Southern Norway is in the midst of its snowiest winter in years, creating huge challenges for those responsible for clearing streets and sidewalks. Ice has also caused problems, with local emergency rooms in Oslo dealing with an average of 48 patients a day with broken bones after falling.
Skiers are rejoicing, but state broadcaster NRK reported that more than 10,000 people have filed formal complaints with the city so far this winter, amounting to an “all-time high” that’s embarrassed and frustrated those in charge of making the city safe and accessible.

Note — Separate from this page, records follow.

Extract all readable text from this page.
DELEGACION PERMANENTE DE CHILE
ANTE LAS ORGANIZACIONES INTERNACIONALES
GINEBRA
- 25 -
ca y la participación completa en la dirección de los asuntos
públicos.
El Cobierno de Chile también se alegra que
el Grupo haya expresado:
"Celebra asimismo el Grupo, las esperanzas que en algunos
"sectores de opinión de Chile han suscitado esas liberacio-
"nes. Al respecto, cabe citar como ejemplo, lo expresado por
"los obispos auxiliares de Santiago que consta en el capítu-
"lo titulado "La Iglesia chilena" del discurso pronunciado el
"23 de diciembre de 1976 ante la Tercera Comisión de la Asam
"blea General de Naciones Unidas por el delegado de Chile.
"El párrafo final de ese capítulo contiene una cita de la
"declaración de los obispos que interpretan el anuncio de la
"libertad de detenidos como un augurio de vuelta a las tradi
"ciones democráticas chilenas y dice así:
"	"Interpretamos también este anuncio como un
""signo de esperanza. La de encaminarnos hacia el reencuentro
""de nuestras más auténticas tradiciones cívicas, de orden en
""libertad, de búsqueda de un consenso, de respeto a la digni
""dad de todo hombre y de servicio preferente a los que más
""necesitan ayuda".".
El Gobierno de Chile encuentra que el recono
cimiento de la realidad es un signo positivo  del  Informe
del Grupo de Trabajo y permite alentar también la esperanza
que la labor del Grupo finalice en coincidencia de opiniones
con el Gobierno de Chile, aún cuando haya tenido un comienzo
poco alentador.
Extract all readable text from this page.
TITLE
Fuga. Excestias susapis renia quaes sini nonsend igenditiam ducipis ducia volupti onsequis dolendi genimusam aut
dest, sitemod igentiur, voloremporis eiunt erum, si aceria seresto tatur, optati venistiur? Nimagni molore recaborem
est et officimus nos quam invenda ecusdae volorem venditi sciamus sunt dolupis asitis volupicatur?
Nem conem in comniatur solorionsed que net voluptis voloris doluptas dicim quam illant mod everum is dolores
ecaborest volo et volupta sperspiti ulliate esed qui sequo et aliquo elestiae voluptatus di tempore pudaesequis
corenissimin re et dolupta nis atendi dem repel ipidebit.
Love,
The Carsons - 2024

“We’re plowing, graveling, scraping away ice and driving away snow both day and night,” insisted Joakim Hjertum, division chief in the city’s roads department. “We’re working hard and doing the best we can.”
Suburban Bærum has received 2,400 complaints and comments. “We all see that this isn’t good,” Hjertum said, “but the weather conditions have also been demanding.” Rapid and major changes in temperatures, with snow turning to rain, have led to equally rapid formation of ice on contact with the frozen ground.
“We’ve never spread out so much gravel, salt and sand as we have this winter,” Hjertum said. The city nontheless will be evaluating its work when the season is over, he said, to see what can be done better next year. Sales of brodder, the spikes that can be fastened onto boots and shoes, meanwhile, have been brisk.